Das Bundesverwaltungsgericht sah das aber anders: Weil der Unternehmensname dem Nachnamen des Beschwerdeführers entsprach, nahm das Gericht ohne Weiteres Personenbezug an. Ganz selbstverständlich ist das nicht: Offensichtlich nutzte der Beschwerdeführer die Domain (und auch die office@-Adresse) für sein Baugeschäft. Soll jede E-Mail-Adresse unter dieser Domain ein personenbezogenes Datum des Beschwerdeführers sein. Sind mail@haerting.de und schirmbacher@haerting.de personenbezogene Daten von Niko Härting, nachdem unsere Kanzlei benannt wurde. Einmal mehr zeigt sich, dass differenziert werden muss: Werden Adressen geschäftlich genutzt, ist für Personenbezug nur Raum, wenn die Adressen wirklich auf eine natürliche Person hindeuten. Während schirmbacher@haerting.de ein personenbezogenes Datum von mir ist, hat mail@haerting.de gar keinen Personenbezug. Bei Kleinstunternehmen mag das anders zu beurteilen sein. Der Fall zeigt aber, dass bei der Verarbeitung von E-Mail-Adressen im Zweifel davon ausgegangen werden sollte, dass es sich um Daten mit Personenbezug handelt.

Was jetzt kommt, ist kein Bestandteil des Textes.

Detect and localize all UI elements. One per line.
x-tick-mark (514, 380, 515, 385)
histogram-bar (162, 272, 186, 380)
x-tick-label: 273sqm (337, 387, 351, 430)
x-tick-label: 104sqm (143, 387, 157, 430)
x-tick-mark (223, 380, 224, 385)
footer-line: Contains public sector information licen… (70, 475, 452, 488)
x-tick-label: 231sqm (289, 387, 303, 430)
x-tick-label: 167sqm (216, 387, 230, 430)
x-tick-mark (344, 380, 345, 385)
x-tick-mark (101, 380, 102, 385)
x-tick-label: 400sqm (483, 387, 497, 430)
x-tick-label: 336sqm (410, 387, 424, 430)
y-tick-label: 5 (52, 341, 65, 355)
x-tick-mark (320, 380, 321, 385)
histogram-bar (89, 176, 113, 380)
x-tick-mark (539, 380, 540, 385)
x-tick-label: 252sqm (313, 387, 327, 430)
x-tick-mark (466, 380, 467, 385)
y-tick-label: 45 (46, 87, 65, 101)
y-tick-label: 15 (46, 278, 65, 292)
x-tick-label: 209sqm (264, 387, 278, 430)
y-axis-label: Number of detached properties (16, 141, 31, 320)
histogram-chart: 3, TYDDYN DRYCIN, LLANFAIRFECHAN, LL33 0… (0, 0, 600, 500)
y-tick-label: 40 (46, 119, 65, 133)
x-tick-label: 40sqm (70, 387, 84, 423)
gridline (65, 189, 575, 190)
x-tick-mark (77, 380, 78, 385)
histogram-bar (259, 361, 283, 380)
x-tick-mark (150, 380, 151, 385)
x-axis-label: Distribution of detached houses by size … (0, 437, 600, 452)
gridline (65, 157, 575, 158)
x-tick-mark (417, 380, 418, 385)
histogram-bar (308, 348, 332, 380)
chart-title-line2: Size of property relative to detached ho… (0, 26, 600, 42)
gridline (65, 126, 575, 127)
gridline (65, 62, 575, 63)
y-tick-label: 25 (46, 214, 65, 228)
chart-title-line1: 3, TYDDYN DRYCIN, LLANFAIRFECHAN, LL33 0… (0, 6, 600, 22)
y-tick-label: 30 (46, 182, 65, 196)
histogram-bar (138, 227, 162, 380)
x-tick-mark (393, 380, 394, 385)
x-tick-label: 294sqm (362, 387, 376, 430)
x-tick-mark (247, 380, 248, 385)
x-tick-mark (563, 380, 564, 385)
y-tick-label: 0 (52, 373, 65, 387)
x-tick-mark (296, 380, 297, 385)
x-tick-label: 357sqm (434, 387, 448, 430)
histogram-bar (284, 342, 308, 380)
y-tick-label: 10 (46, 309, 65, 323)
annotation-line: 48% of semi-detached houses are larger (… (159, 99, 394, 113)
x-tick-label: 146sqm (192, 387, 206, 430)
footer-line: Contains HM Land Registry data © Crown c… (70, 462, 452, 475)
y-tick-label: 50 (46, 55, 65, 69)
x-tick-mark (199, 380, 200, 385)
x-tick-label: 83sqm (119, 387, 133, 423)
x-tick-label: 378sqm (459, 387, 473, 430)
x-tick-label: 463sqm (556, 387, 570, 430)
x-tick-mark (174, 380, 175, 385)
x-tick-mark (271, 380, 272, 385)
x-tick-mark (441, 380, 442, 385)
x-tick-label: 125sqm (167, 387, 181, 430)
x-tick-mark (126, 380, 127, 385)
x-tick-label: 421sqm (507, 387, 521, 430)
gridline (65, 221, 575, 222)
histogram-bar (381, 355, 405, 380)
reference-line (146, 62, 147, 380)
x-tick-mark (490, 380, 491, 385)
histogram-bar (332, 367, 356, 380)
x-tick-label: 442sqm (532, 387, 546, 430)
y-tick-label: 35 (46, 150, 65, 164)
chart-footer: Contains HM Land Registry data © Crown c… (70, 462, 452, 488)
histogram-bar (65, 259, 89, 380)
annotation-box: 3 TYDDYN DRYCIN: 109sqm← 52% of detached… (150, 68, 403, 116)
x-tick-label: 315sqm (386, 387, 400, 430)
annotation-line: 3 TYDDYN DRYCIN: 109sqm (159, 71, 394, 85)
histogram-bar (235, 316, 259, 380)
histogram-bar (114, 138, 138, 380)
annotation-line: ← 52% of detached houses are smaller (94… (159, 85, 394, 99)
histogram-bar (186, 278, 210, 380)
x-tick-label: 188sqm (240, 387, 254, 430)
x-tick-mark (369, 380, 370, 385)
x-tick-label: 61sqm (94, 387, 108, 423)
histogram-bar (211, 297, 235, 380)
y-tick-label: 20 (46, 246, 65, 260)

Auch für öffentlich verfügbare Daten gilt die DSGVO

Auch das zweite Argument des Krankenhausträgers überzeugte das Bundesverwaltungsgericht nicht: Dass die Adresse auf der Website des Unternehmens öffentlich gemacht wurde, rechtfertige die Nutzung dieser Adresse zur geschäftlichen Kontaktaufnahme bezüglich des Unternehmens. Eine Verarbeitung zum Zwecke der Übermittlung von Patienteninformationen sei damit nicht gerechtfertigt. Auch für öffentlich verfügbare personenbezogene Daten gelte das Datenschutzrecht. Gegen diese Argumentation ist wohl nichts einzuwenden. Entscheidend ist der Verarbeitungszweck. Der stand hier offenbar nicht im Zusammenhang mit dem Grund für die Veröffentlichung.

Fehler schützt vor Strafe nicht

Dass es sich im konkreten Fall um einen Fehler handelte, half dem Krankenhaus nicht. Im Gegenteil: Gerade weil es sich um ein Fehler handelte, kämen zulässige Verarbeitungszwecke nicht in Betracht.

Keine Meldepflicht

Mit der Entscheidung nicht verbunden ist im Übrigen eine Aussage dazu, ob hier ein meldepflichtiger Datenschutzverstoß vorliegt. Nach Art. 33 DSGVO muss ein Datenschutzverstoß der zuständigen Aufsichtsbehörde gemeldet werden, es sei denn, dass die „Verletzung des Schutzes personenbezogener Daten voraussichtlich nicht zu einem Risiko für die Rechte und Freiheiten natürlicher Personen führt“. Hier ist ein Risiko für den späteren Beschwerdeführer nicht erkennbar. Auch deshalb war ein Bußgeld oder eine andere Sanktion des Krankenhausträgers nicht angezeigt.